Pero lo llamativo de la consulta no solamente es la escogencia de los candidatos. Lo verdaderamente relevante es la fuerza política y electoral que deben demostrar estos partidos el domingo en las urnas.
Es evidente que, ante la indefinición del Presidente Uribe para hacer pública su aspiración a una segunda reelección inmediata, la suerte de los candidatos de la oposición todavía no está definida. Cualquiera que sea electo candidato del liberalismo y del Polo Democrático, no tiene asegurada su permanencia en la carrera presidencial.
Me explico. Si el Presidente Uribe decide presentarse a una nueva reelección, es evidente que la oposición buscará unirse a un solo candidato y, por lo visto hasta ahora, ese candidato de unidad no hace parte de la lista de quienes se están sometiendo este domingo a la escogencia entre sus militantes. O por lo menos, ninguno de los candidatos que participa en las consultas de este domingo tiene la fuerza política o electoral para enfrentarse a Álvaro Uribe.
Ese hecho confirma que lo que realmente está en juego, es la fuerza política y electoral que puedan efectivamente demostrar los partidos de oposición este domingo.
Para el PDA, las elecciones van a mostrar que tanta fuerza territorial ha logrado ganar en los territorios distintos a Bogotá y Nariño que son las dos zonas que gobiernan. En estas zonas, la consulta servirá para evaluar realmente cual es la adhesión efectiva que han logrado mantener tanto el gobernador Navarro como el Alcalde Samuel Moreno, en su gestión gubernamental. El hecho es particularmente importante en Bogotá, en donde la consulta debería registrar un total no menor a los 350 mil votos que son los que demostró tener como propios de su militancia en las pasadas elecciones de alcalde y concejo.
Para el Partido Liberal, el panorama es distinto. La decisión del jefe Único de ese partido, César Gaviria Trujillo, de aprovechar la consulta para que los militantes elijan los directorios locales y departamentales, genera un escenario electoral muy potente.
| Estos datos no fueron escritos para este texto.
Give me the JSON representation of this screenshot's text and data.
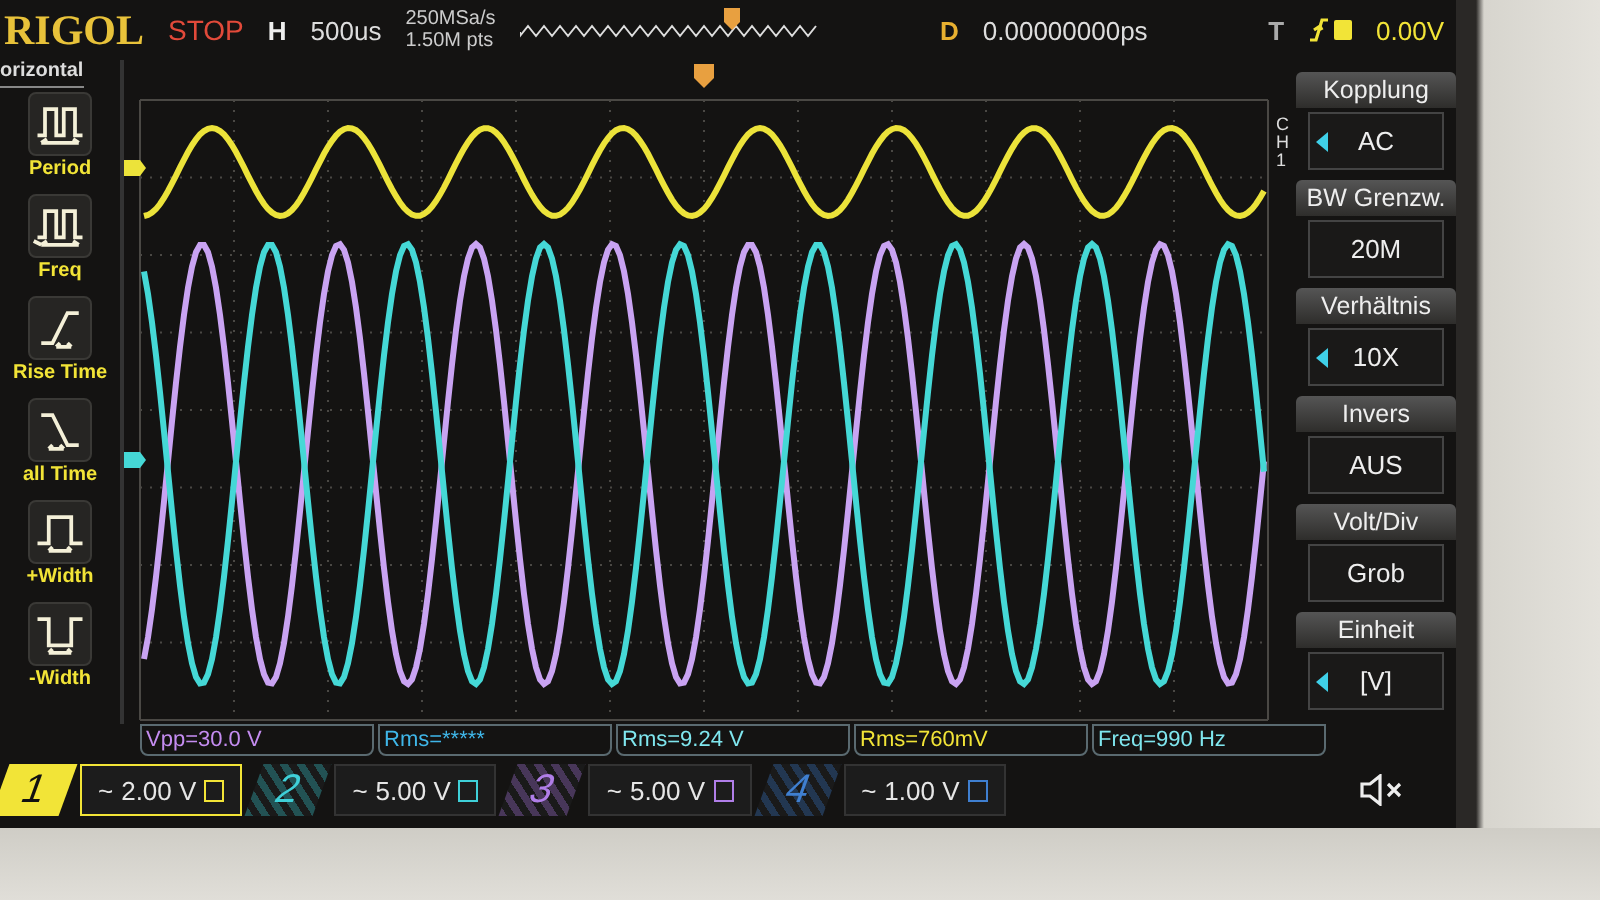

Además del esfuerzo de los candidatos a la presidencia muevan a sus electores en busca de apoyo, obliga la movilización de todos aquellos dirigentes que aspiran a ser parte de la dirección liberal en las regiones y municipios del país.
La apuesta política de Gaviria en la Consulta, no está tanto en la escogencia del candidato del liberalismo a las próximas elecciones, sino en la fuerza que pueda exhibir el Partido Liberal en las próximas presidenciales.
En esa perspectiva, la decisión de Gaviria ya produjo un resultado político: la suspensión de la consulta del Partido Conservador. Ante la posible votación, los conservadores no estaban dispuestos a recibir una paliza electoral del partido Liberal, como la que podrían recibir.
Los cálculos del conservatismo no están equivocados. Si se considera que, luego de los “traspasos políticos” forzados por la reforma política recientemente aprobada, el Partido Liberal quedó con 3000 concejales, lo que le permitiría esperar que el próximo domingo pueda obtener entre dos millones y medio y tres millones de votos. Y eso sin considerar la fuerza liberal de sus diputados en las asambleas departamentales y sus congresistas en Cámara y Senado.
Si los liberales logran mantenerse o sobrepasar ese umbral de 3 millones de votos, deben considerarse como un serio aspirante a la primera magistratura del Estado. Esos tres millones de votos serán una base muy fuerte para pelear la Presidencia. Aún si se tratara de una elección presidencial en la que concurriera Uribe. En esa circunstancia el aporte del liberalismo al candidato de unidad de la oposición, como apuesta de partida, será muy importante para movilizar una votación que, sin duda, nos pondrá frente a las elecciones más reñidas de las últimas décadas.